2002: Adelphia CEO John Rigas turns himself in voluntarily and requests not to be taken on a perp walk. This request is denied and he becomes one of a string of famous white-collar criminals — like multi-billion-dollar accounting fraud Scott Sullivan of WorldCom and Enron's Ken Lay — to undergo the humiliation in the early 2000s.
2003: Rocco Caldarola and James Santerello, arrested for grand larceny, sue Westchester County after civil employees filmed them getting transferred to the police station and gave the tapes to the media.
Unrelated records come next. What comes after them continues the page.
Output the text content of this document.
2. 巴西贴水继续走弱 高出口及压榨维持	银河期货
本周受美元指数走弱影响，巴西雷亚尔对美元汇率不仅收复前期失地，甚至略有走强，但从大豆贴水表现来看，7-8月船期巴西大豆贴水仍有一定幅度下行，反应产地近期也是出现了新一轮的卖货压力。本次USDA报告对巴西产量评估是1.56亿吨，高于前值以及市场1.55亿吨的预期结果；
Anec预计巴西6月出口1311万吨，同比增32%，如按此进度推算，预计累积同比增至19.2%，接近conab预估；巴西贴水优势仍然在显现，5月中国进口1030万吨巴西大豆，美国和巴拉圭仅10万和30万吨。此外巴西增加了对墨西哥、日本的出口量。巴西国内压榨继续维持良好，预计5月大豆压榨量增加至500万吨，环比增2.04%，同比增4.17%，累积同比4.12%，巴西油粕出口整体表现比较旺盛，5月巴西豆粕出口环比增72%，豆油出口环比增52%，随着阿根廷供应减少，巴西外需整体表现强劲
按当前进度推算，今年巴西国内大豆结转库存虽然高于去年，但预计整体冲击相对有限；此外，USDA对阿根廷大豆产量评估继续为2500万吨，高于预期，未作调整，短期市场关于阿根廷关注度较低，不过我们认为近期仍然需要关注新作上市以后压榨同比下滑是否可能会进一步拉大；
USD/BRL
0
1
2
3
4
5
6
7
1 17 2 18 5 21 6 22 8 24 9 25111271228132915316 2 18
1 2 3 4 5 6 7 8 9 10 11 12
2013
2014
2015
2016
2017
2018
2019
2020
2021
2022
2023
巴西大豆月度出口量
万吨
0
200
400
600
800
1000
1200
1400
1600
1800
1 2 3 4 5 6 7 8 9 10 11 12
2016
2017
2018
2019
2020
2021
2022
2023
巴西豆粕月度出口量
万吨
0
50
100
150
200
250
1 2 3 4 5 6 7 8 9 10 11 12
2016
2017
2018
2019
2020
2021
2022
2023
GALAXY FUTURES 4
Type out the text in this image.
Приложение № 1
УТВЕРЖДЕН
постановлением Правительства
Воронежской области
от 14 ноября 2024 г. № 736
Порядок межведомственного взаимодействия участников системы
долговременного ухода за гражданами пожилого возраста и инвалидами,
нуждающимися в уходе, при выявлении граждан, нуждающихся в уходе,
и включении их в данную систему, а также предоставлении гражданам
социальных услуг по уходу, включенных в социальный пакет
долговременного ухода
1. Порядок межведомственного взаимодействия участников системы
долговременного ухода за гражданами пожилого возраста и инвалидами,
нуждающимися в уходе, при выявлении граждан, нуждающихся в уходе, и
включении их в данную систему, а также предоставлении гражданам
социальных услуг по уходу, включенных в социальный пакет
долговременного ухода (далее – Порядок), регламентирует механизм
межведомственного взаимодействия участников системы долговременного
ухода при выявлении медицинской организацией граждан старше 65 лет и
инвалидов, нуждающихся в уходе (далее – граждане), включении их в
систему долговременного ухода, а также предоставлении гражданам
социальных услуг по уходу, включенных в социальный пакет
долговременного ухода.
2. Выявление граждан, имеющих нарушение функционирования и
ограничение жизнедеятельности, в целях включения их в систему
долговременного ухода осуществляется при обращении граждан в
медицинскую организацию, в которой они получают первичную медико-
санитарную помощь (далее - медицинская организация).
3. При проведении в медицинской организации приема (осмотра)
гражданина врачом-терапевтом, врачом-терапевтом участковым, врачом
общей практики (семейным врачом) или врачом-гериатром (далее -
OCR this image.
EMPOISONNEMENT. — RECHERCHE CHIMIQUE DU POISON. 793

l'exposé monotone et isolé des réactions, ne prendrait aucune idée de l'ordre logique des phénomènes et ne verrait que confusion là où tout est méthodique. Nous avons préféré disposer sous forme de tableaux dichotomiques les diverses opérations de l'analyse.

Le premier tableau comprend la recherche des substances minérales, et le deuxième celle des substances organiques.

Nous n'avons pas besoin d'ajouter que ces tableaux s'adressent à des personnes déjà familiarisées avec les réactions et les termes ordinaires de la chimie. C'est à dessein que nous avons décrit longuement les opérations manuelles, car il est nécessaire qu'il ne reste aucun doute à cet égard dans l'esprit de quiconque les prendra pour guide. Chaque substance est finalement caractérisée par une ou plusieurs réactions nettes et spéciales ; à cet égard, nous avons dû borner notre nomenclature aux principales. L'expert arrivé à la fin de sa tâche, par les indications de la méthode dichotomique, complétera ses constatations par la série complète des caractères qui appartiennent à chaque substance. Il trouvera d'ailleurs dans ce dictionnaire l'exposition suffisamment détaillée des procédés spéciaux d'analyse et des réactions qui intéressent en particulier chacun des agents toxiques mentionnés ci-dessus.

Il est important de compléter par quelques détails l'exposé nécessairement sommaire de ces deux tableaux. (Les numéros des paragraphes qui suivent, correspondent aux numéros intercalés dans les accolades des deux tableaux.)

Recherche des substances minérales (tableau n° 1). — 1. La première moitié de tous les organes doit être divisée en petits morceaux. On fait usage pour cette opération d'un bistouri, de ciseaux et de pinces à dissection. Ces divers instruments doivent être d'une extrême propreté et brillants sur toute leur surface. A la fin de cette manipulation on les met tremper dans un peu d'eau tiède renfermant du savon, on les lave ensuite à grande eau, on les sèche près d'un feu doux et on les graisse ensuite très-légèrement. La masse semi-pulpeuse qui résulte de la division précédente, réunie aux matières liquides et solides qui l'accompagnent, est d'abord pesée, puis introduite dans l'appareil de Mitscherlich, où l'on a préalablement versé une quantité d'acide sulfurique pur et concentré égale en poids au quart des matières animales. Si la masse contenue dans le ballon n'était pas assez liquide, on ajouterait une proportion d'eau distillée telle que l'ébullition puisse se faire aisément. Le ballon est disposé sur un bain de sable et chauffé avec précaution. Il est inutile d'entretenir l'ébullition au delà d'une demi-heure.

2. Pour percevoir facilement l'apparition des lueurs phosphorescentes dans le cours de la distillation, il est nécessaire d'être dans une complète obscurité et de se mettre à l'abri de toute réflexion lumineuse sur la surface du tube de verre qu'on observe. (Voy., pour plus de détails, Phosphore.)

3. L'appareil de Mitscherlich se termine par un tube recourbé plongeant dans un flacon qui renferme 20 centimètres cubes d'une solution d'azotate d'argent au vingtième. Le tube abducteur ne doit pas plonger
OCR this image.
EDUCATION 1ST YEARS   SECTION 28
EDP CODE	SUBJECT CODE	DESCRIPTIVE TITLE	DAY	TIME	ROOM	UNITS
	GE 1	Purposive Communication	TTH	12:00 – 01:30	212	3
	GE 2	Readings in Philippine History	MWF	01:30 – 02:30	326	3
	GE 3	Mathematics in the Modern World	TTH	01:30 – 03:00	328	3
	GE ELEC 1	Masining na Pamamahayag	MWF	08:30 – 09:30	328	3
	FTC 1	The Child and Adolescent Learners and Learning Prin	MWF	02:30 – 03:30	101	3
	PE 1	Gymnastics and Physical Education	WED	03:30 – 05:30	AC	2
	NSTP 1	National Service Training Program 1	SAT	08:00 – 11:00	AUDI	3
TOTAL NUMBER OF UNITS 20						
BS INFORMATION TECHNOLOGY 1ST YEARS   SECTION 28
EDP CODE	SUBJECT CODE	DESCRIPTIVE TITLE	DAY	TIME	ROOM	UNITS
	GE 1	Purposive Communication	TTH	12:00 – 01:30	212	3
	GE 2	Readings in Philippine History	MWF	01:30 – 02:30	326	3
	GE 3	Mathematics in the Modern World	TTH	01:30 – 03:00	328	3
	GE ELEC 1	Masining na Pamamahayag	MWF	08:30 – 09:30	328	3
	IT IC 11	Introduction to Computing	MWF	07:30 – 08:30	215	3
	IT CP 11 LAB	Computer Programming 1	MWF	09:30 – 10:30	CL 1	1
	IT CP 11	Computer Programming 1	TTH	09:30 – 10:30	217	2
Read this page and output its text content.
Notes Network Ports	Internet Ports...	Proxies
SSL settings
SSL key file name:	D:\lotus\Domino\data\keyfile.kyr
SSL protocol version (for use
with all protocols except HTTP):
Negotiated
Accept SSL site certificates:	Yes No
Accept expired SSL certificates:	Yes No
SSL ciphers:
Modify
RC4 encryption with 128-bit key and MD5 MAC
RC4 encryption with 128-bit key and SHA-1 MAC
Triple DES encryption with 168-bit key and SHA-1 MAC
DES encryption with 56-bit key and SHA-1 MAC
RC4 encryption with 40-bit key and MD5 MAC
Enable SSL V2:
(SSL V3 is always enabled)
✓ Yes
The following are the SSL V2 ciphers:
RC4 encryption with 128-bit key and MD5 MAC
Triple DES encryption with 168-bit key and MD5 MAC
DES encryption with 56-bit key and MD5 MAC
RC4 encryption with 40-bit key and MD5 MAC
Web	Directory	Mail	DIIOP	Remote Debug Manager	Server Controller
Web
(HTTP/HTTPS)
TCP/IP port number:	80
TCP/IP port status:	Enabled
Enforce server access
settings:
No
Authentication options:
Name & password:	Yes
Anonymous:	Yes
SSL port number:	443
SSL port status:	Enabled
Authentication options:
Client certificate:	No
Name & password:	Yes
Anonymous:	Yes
The Second Circuit, this time in a decision co-authored by current Supreme Court justice Sonia Sotomayor, unanimously supported the legality of that (nonfictional) perp walk. "Divulging the arrests also enhances the transparency of the criminal justice system, and it may deter others from attempting similar crimes," they wrote. "Furthermore, allowing the public to view images of an arrestee informs and enables members of the public who may come forward with additional information relevant to the law enforcement investigation."
2009: Bear Stearns hedge fund managers Ralph Cioffi and Matthew Tannin handle their own perp walks with well-dressed dignity — causing the Wall Street Journal to guess they'd been tipped off in time to put on nice outfits.